«Mes
pensées vont vers les populations civiles prises au piège dans les
quartiers ouest de Mossoul et aux personnes déplacées à cause de la
guerre, auxquelles je me sens uni dans la souffrance à travers la prière
et la proximité spirituelle». C’est le cri lancé par le Pape
François mercredi 29 mars 2017 lors de l’audience générale place
Saint-Pierre, à l’issue de sa catéchèse. Il est ainsi revenu sur la
guerre qui ravage depuis plusieurs semaines la partie occidentale de la
ville irakienne, où se sont retranchés les combattants de l’organisation
de l’État islamique.
Les civils qui y sont encore plusieurs dizaines de milliers, sont les
premières victimes de ce conflit. Plusieurs dizaines d’entre eux sont
morts dans des bombardements il y a plus de dix jours, ensevelis sous
les décombres de leurs maisons.
Pour Mgr Louis Sako, le patriarche chaldéen, ces paroles du Pape sont «un cri d’un prophète qui condamne le mal et appelle à la paix et au respect de la vie et des hommes». Évoquant la situation à Mossoul, et tout particulièrement à Mossoul ouest, le patriarche reconnait que «c’est une véritable tragédie». «Les gens sont obligés de rester dans leurs maisons parce que les djihadistes ne les ont pas laissés sortir»

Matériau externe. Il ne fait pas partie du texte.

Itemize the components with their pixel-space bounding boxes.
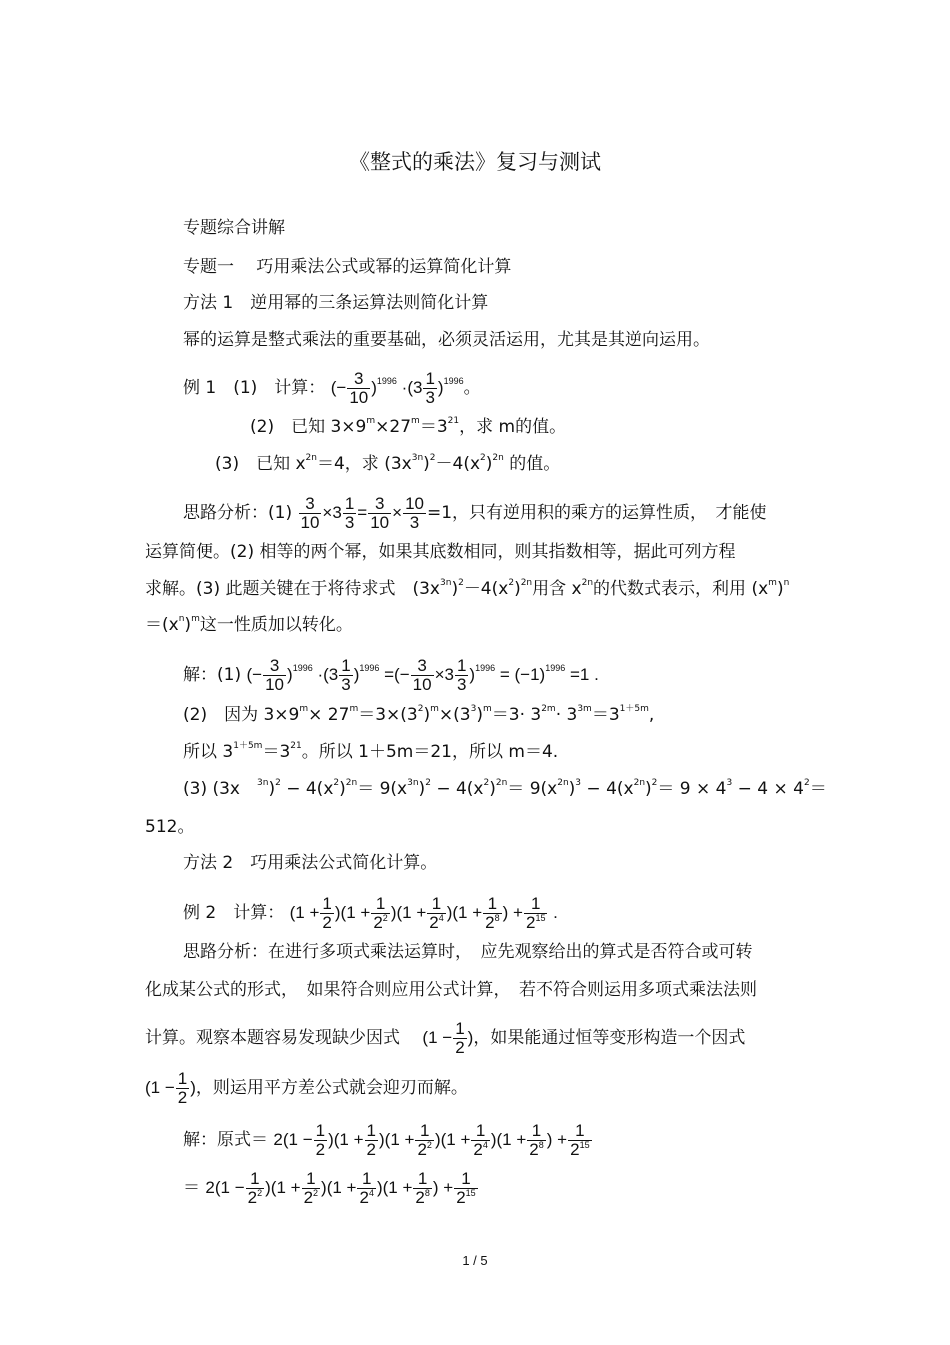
solution-2-line-1: 解：原式＝ 2(1 − $\frac{1}{2}$ )(1 + $\frac{1}{2}$ )(1 + $\frac{1}{2^2}$ )(1 + $\frac{1}{2^4}$ )(1 + $\frac{1}{2^8}$ ) + $\frac{1}{2^{15}}$ bbox=[183, 1121, 590, 1159]
section-heading: 专题综合讲解 bbox=[183, 218, 285, 238]
example-1-part-2: (2) 已知 $3\times 9^m\times 27^m=3^{21}$，求 m的值。 bbox=[250, 416, 567, 437]
analysis-1-line-4: $=(x^n)^m$这一性质加以转化。 bbox=[145, 614, 353, 635]
example-1-part-1: 例 1 (1) 计算： (− $\frac{3}{10}$ )$^{1996}$ ·(3 $\frac{1}{3}$ )$^{1996}$。 bbox=[183, 369, 481, 407]
solution-1-result: 512。 bbox=[145, 817, 195, 837]
analysis-1-line-1: 思路分析：(1) $\frac{3}{10}$ ×3 $\frac{1}{3}$ = $\frac{3}{10}$ × $\frac{10}{3}$ =1，只有逆用积的乘方的运算性质， 才能使 bbox=[183, 494, 767, 532]
example-2: 例 2 计算： (1 + $\frac{1}{2}$ )(1 + $\frac{1}{2^2}$ )(1 + $\frac{1}{2^4}$ )(1 + $\frac{1}{2^8}$ ) + $\frac{1}{2^{15}}$ . bbox=[183, 894, 558, 932]
method-1-heading: 方法 1 逆用幂的三条运算法则简化计算 bbox=[183, 293, 489, 313]
analysis-1-line-3: 求解。(3) 此题关键在于将待求式 $(3x^{3n})^2-4(x^2)^{2n}$用含 $x^{2n}$的代数式表示，利用 $(x^m)^n$ bbox=[145, 578, 790, 599]
solution-1-part-2: (2) 因为 $3\times 9^m\times 27^m=3\times(3^2)^m\times(3^3)^m=3\cdot 3^{2m}\cdot 3^{3m}=3^{1+5m}$, bbox=[183, 704, 655, 725]
solution-1-part-2b: 所以 $3^{1+5m}=3^{21}$。所以 1＋5m＝21，所以 m＝4. bbox=[183, 741, 559, 762]
analysis-1-line-2: 运算简便。(2) 相等的两个幂，如果其底数相同，则其指数相等，据此可列方程 bbox=[145, 542, 736, 562]
analysis-2-line-1: 思路分析：在进行多项式乘法运算时， 应先观察给出的算式是否符合或可转 bbox=[183, 942, 753, 962]
solution-1-part-3: (3) (3x $^{3n})^2 - 4(x^2)^{2n}= 9(x^{3n})^2 - 4(x^2)^{2n}= 9(x^{2n})^3 - 4(x^{2n})^2= 9 \times 4^3 - 4 \times 4^2=$ bbox=[183, 778, 827, 799]
analysis-2-line-3: 计算。观察本题容易发现缺少因式 (1 − $\frac{1}{2}$ )，如果能通过恒等变形构造一个因式 bbox=[145, 1019, 746, 1057]
intro-paragraph: 幂的运算是整式乘法的重要基础，必须灵活运用，尤其是其逆向运用。 bbox=[183, 330, 710, 350]
page-title: 《整式的乘法》复习与测试 bbox=[349, 150, 601, 174]
page-number: 1 / 5 bbox=[462, 1253, 488, 1268]
topic-heading: 专题一 巧用乘法公式或幂的运算简化计算 bbox=[183, 257, 512, 277]
method-2-heading: 方法 2 巧用乘法公式简化计算。 bbox=[183, 853, 438, 873]
analysis-2-line-4: (1 − $\frac{1}{2}$ )，则运用平方差公式就会迎刃而解。 bbox=[145, 1069, 468, 1107]
solution-2-line-2: ＝ 2(1 − $\frac{1}{2^2}$ )(1 + $\frac{1}{2^2}$ )(1 + $\frac{1}{2^4}$ )(1 + $\frac{1}{2^8}$ ) + $\frac{1}{2^{15}}$ bbox=[183, 1169, 476, 1207]
analysis-2-line-2: 化成某公式的形式， 如果符合则应用公式计算， 若不符合则运用多项式乘法法则 bbox=[145, 980, 757, 1000]
example-1-part-3: (3) 已知 $x^{2n}=4$，求 $(3x^{3n})^2-4(x^2)^{2n}$ 的值。 bbox=[215, 453, 561, 474]
solution-1-part-1: 解：(1) (− $\frac{3}{10}$ )$^{1996}$ ·(3 $\frac{1}{3}$ )$^{1996}$ =(− $\frac{3}{10}$ ×3 $\frac{1}{3}$ )$^{1996} = (-1)^{1996} =1$ . bbox=[183, 656, 599, 694]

explique-t-il. Il précise que la vieille ville, centre de la partie
occidentale de la métropole du nord de l’Irak, est constituée de maisons
étroites, toutes collées les unes aux autres, construites en des
matériaux fragiles qui ne résistent pas aux bombardements et amplifient
le nombre de victimes.
Retour dans la plaine de Ninive
Dans les localités et les villes déjà libérées par les forces
irakiennes ou kurdes depuis le lancement de la contre-offensive contre
l’EI, l’année dernière, les chrétiens, qui y vivaient avant la guerre,
reviennent timidement. Pour le moment, les familles qui ont trouvé
refuge au Kurdistan, attendent l’été et la fin de l’école pour se
réinstaller. Celles qui ont décidé de rentrer tout de suite, n’ont que
peu de moyens matériels. Les aides sont minimes même si l’Église
chaldéenne essaie de les soutenir comme elle le peut.
Interrogé par le service français de Radio Vatican en marge de son
déplacement actuel en France, Mgr Sako reconnait que l’État irakien ne
les oublie pas mais il regrette que les bonnes paroles ne soient pas
suivies d’effets. «On veut des actions, s’exclame-t-il, pas des discours qui ne coûtent pas chers». Mais l’heure pour le moment est à la guerre, pas à la reconstruction. «On comprend que l’Irak n’a pas d’argent. Tout l’argent va à l’armée irakienne», explique-t-il.
Changement de mentalité
Malgré la poursuite de la guerre et les querelles entre les
différentes communautés irakiennes dans certaines zones libérées, Mgr
Sako demeure optimiste. «Il y a un changement», se réjouit-il. «Les musulmans sentent qu’il faut changer». «Je crois qu’ils se rendent compte de l’importance des chrétiens ici».
Il s’est rendu récemment au Caire à l’université Al-Azhar pour une
conférence sur les libertés religieuses, la nature civile de l’État, la
citoyenneté et le respect de la diversité. Des représentants politiques
et des différents cultes ont pu débattre sur tous ces thèmes.
Pour Mgr Sako, ce qui s’est dit durant ces quelques jours montre que les musulmans du Proche-Orient sont sur la bonne voie. «Il
faut soutenir dans ces pays-là un gouvernement ou un État moderne,
séculaire, et partager la religion de la politique, autrement, il n’y
aura pas d’avenir, il y aura toujours des tensions et des conflits. La
religion c’est une chose personnelle» explique le patriarche. «La société est pour tout le monde», ajoute-t-il, «tous sont des citoyens égaux et il faut respecter cela». Le processus pour déconfessionnaliser les rapports politiques, notamment en Irak, est encore cependant bien long.